Это довольно распространённая в русской литературе (и в английской тоже, вспомните «Сон» Байрона) традиция изложения кошмарного сна. Это, конечно, предупреждение эсхатологическое. Но дело в том, что Баратынскому вообще очень был присущ эсхатологизм, мрачное мировоззрение (вспомните, «Последнего поэта»). Он вообще поэт уверенный, и уверенный не без основания, что на нём заканчивается традиция. Я думаю, что она даже на Батюшкове закончилась. Он — последний сын гармонии. Дальше начинается дисгармония, дальше начинается распад такой.
Кстати, Тютчев — это уже поэт катастрофы, поэт распада. При том, что его личная жизнь и карьера, и его политические взгляды, они все наводят на мысль об успехе, о безопасности. Ну, разве что он пережил, конечно, тяжёлую личную трагедию из-за влюблённости в Денисьеву и её смерти. Но когда ему 40, например, у него всё благополучно, а он пишет самые трагические стихи в русской поэзии. Вот Баратынский предчувствовал какой-то страшный распад, страшную трещину, которая прошла по русской литературе в 40-е годы. Вот этот эсхатологизм его мышления, он же был и Гоголю очень присущ в это же самое время. Баратынский — поэт желчный, мрачный, скорбный.
Я не знаю, как могла бы выглядеть его реинкарнация в XX веке, я просто не очень представляю себе, кого можно с ним сопоставить. Мне кажется, что он чувствовал некоторую тупиковость своего пути и свою, не по-русски говоря, последнесть, свою какую-то предельность. Он понимал, что и второго такого не будет, и за ним никого не будет. Ну, Бродский считал себя в какой-то степени его продолжателем. У Кушнера есть очень много ноток Баратынского, но Кушнер, мне кажется, скорее всё-таки наследует Тютчеву с его, с одной стороны, культом счастья, а с другой — сознанием катастрофизма. Баратынский не повторился. Баратынский — такая страшная, страшноватая во всяком случае, чёрная дыра русской поэзии. Хотя такие стихи, как «Дядьке-итальянцу», они всё-таки несут в себе некоторый свет внутренний.
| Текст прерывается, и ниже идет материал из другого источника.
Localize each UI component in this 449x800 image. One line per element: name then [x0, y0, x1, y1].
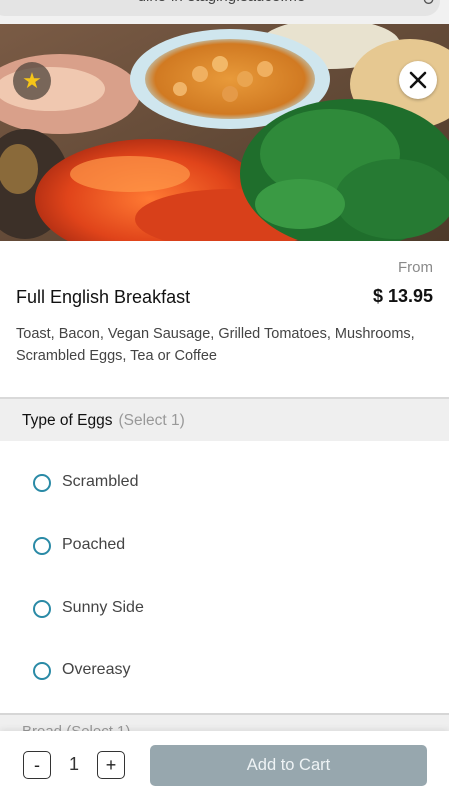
modifier-group-title: Type of Eggs (Select 1) — [22, 412, 185, 430]
breakfast-photo — [0, 24, 449, 241]
browser-address-bar: AA ≡ dine-in-staging.sauce.me ↻ — [0, 0, 449, 24]
add-to-cart-button[interactable]: Add to Cart — [150, 745, 427, 786]
star-icon: ★ — [22, 68, 42, 93]
option-label: Sunny Side — [62, 599, 144, 616]
option-label: Scrambled — [62, 473, 139, 490]
item-name: Full English Breakfast — [16, 287, 191, 307]
reload-icon[interactable]: ↻ — [422, 0, 435, 10]
quantity-value: 1 — [68, 754, 79, 774]
close-button[interactable] — [399, 61, 437, 99]
next-modifier-group-header: Bread (Select 1) — [0, 715, 449, 731]
select-hint: (Select 1) — [118, 412, 185, 429]
modifier-group-name: Type of Eggs — [22, 412, 113, 429]
modifier-group-header: Type of Eggs (Select 1) — [0, 397, 449, 441]
favorite-button[interactable]: ★ — [13, 62, 51, 100]
item-description: Toast, Bacon, Vegan Sausage, Grilled Tom… — [16, 326, 415, 364]
url-field[interactable]: ≡ dine-in-staging.sauce.me — [0, 0, 440, 16]
radio-button[interactable] — [33, 537, 51, 555]
option-label: Poached — [62, 536, 126, 553]
option-label: Overeasy — [62, 661, 131, 678]
option-sunny-side[interactable]: Sunny Side — [0, 589, 449, 629]
radio-button[interactable] — [33, 474, 51, 492]
increase-quantity-button[interactable]: + — [97, 751, 125, 779]
option-poached[interactable]: Poached — [0, 526, 449, 566]
item-photo: ★ — [0, 24, 449, 241]
item-price: $ 13.95 — [372, 286, 433, 306]
close-icon — [409, 71, 427, 89]
option-scrambled[interactable]: Scrambled — [0, 463, 449, 503]
radio-button[interactable] — [33, 600, 51, 618]
option-overeasy[interactable]: Overeasy — [0, 651, 449, 691]
item-info: From Full English Breakfast $ 13.95 Toas… — [0, 241, 449, 397]
radio-button[interactable] — [33, 662, 51, 680]
cart-footer: - 1 + Add to Cart — [0, 731, 449, 800]
decrease-quantity-button[interactable]: - — [23, 751, 51, 779]
price-from-label: From — [398, 259, 433, 276]
next-modifier-group-title: Bread (Select 1) — [22, 723, 130, 731]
Конечно, Баратынский — поэт не для всех. «Ты прав, поэт, ты для немногих». Он действительно обращается к меланхоликам, ипохондрикам, одиночкам. Но бывают состояния души, когда он совершенно необходим. Может быть, Ходасевич. Знаете, я так подумал сейчас: может быть, в какой-то степени Ходасевич — его такой желчный литературный двойник. Собственно говоря, как умер Баратынский в 44 года, так в 44 года Ходасевич перестал писать. Да, есть между ними некоторое сходство, пожалуй. Хотя, конечно, Баратынский, на мой взгляд, масштабнее.